Comparison without gene duplicates (finding unique genes)
Construct a simple Venn diagram illustrating the number of shared vs genome-specific genes. In this Venn diagram, if a gene G is duplicated (2 copies) in genome A and not in genome B (1 copy), then gene G will contribute to the unique genes in genome A. This is not really true, since genome B has a copy of gene G.
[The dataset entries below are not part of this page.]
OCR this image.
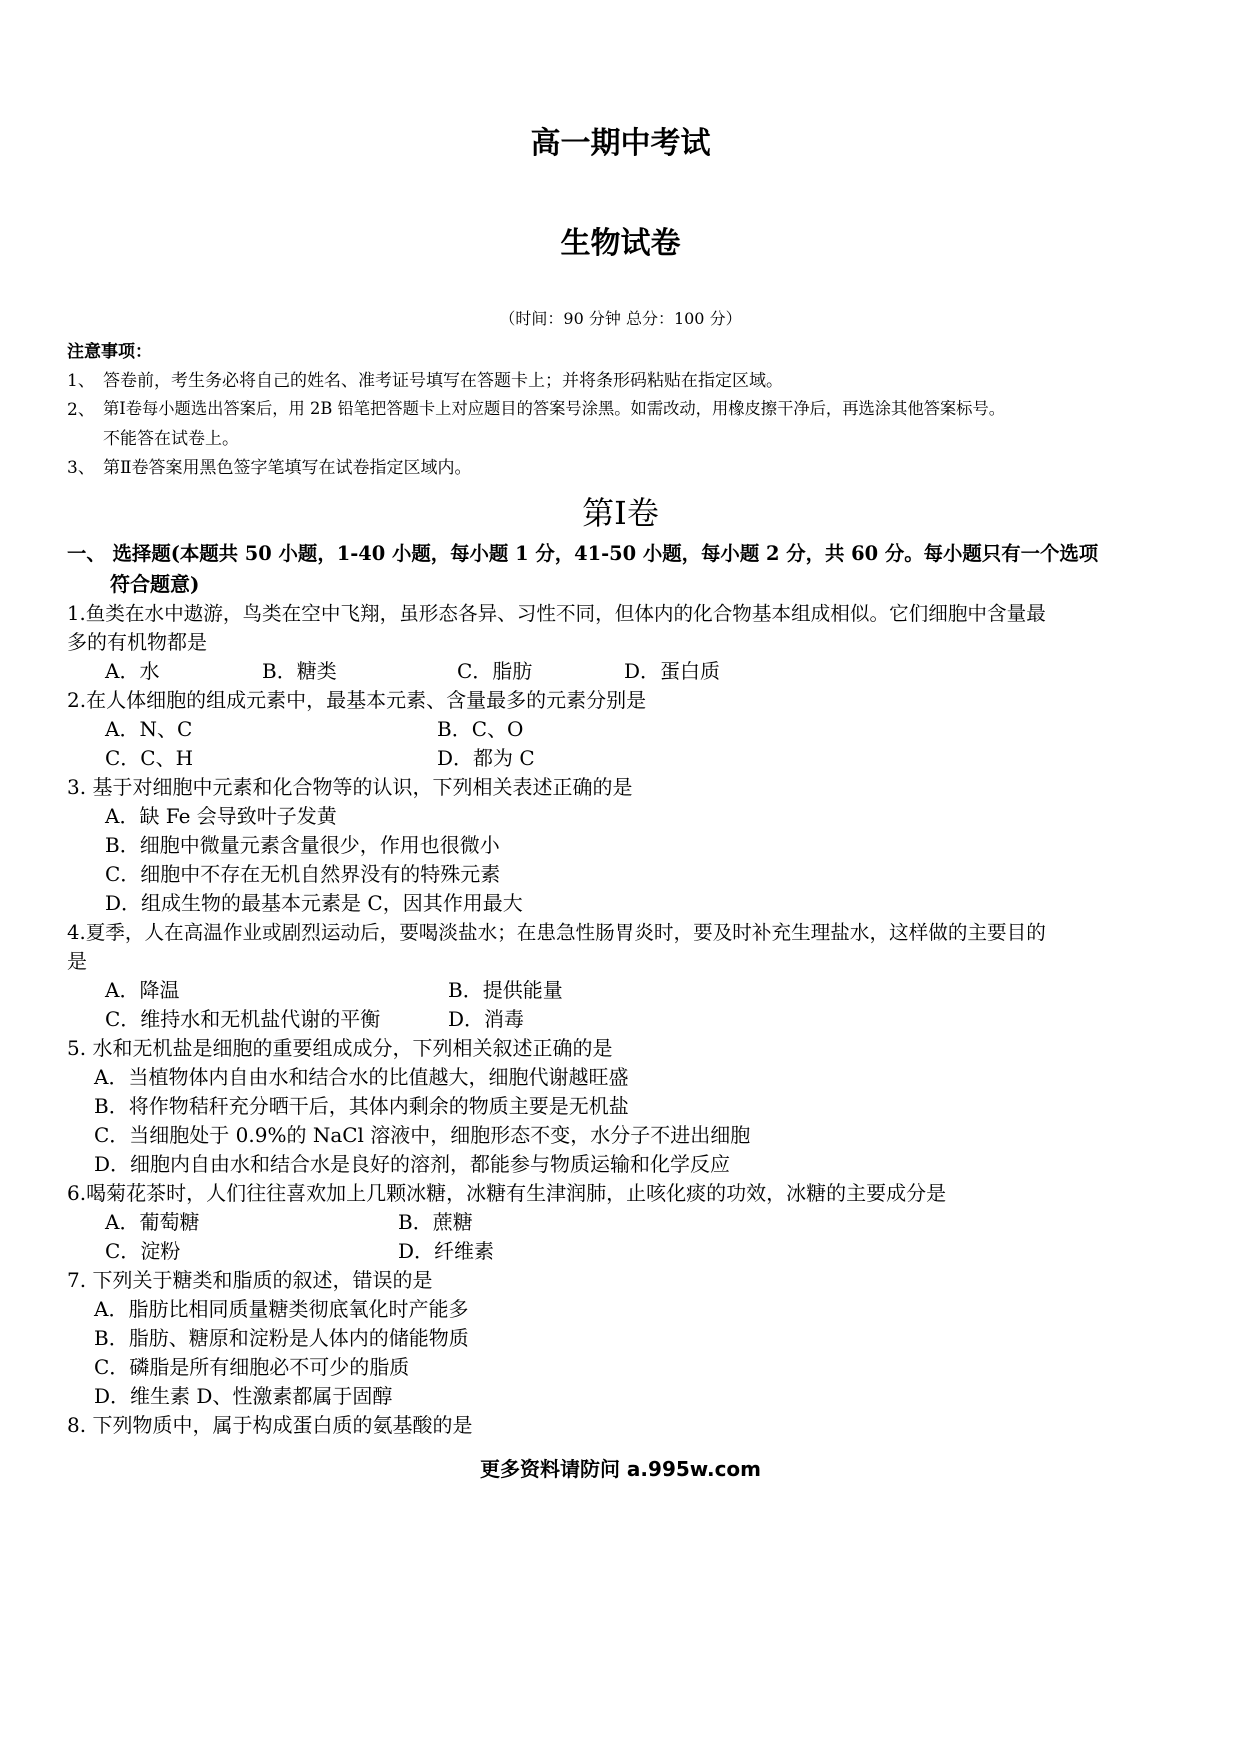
高一期中考试
生物试卷
（时间：90 分钟 总分：100 分）
注意事项：
1、 答卷前，考生务必将自己的姓名、准考证号填写在答题卡上；并将条形码粘贴在指定区域。
2、 第Ⅰ卷每小题选出答案后，用 2B 铅笔把答题卡上对应题目的答案号涂黑。如需改动，用橡皮擦干净后，再选涂其他答案标号。
不能答在试卷上。
3、 第Ⅱ卷答案用黑色签字笔填写在试卷指定区域内。
第Ⅰ卷
一、 选择题(本题共 50 小题，1-40 小题，每小题 1 分，41-50 小题，每小题 2 分，共 60 分。每小题只有一个选项
符合题意)
1.鱼类在水中遨游，鸟类在空中飞翔，虽形态各异、习性不同，但体内的化合物基本组成相似。它们细胞中含量最
多的有机物都是
A．水	B．糖类	C．脂肪	D．蛋白质
2.在人体细胞的组成元素中，最基本元素、含量最多的元素分别是
A．N、C	B．C、O
C．C、H	D．都为 C
3. 基于对细胞中元素和化合物等的认识，下列相关表述正确的是
A．缺 Fe 会导致叶子发黄
B．细胞中微量元素含量很少，作用也很微小
C．细胞中不存在无机自然界没有的特殊元素
D．组成生物的最基本元素是 C，因其作用最大
4.夏季，人在高温作业或剧烈运动后，要喝淡盐水；在患急性肠胃炎时，要及时补充生理盐水，这样做的主要目的
是
A．降温	B．提供能量
C．维持水和无机盐代谢的平衡	D．消毒
5. 水和无机盐是细胞的重要组成成分，下列相关叙述正确的是
A．当植物体内自由水和结合水的比值越大，细胞代谢越旺盛
B．将作物秸秆充分晒干后，其体内剩余的物质主要是无机盐
C．当细胞处于 0.9%的 NaCl 溶液中，细胞形态不变，水分子不进出细胞
D．细胞内自由水和结合水是良好的溶剂，都能参与物质运输和化学反应
6.喝菊花茶时，人们往往喜欢加上几颗冰糖，冰糖有生津润肺，止咳化痰的功效，冰糖的主要成分是
A．葡萄糖	B．蔗糖
C．淀粉	D．纤维素
7. 下列关于糖类和脂质的叙述，错误的是
A．脂肪比相同质量糖类彻底氧化时产能多
B．脂肪、糖原和淀粉是人体内的储能物质
C．磷脂是所有细胞必不可少的脂质
D．维生素 D、性激素都属于固醇
8. 下列物质中，属于构成蛋白质的氨基酸的是
更多资料请防问 a.995w.com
Let’s account for this by “removing gene redundancy”. This can be done by first filtering each initial gene list using the tool uniq
cd /O157H7/
uniq genelist_O157H7.txt > unique_genelist_O157H7.txt
cd ../K12
uniq genelist_K12.txt > unique_genelist_K12.txt
cd ..
Now, when we compare these lists using comm
, we will only be comparing single copies of each gene. Therefore, the result of comm
should show us only those genes that are unique to genome 1, unique to genome 2, or shared between both
comm O157H7/unique_genelist_O157H7.txt K12/unique_genelist_K12.txt > uniqueGeneListComparison.txt
Q5 - How many unique genes are only in the O157H7 genome? Only in the K12 genome? In both?
Going further: inspecting your duplicated and unique genes within each organism
Now, let’s examine the output of the lists above.
Examine geneListComparison.txt
to find the gene expansions specific to enterohemorrhagic E. coli O157:H7. The following code will sort the O157:H7-specific genes by their copy number. This will identify those that have undergone the most pathogen-specific duplication.
cat geneListComparison.txt | awk -F'\t' '{print $1}' | sort | uniq -c | sort -n -r | head -20
Examine your result carefully. Column 1 states the copy number and copy 2 states the gene name.
Q6 - Which gene in O157H7 occurs the most times. In K12?
ASSIGNMENT QUESTIONS
The questions for this task are indicated by the lines starting with above. Please submit your answers using the quiz on LEARN.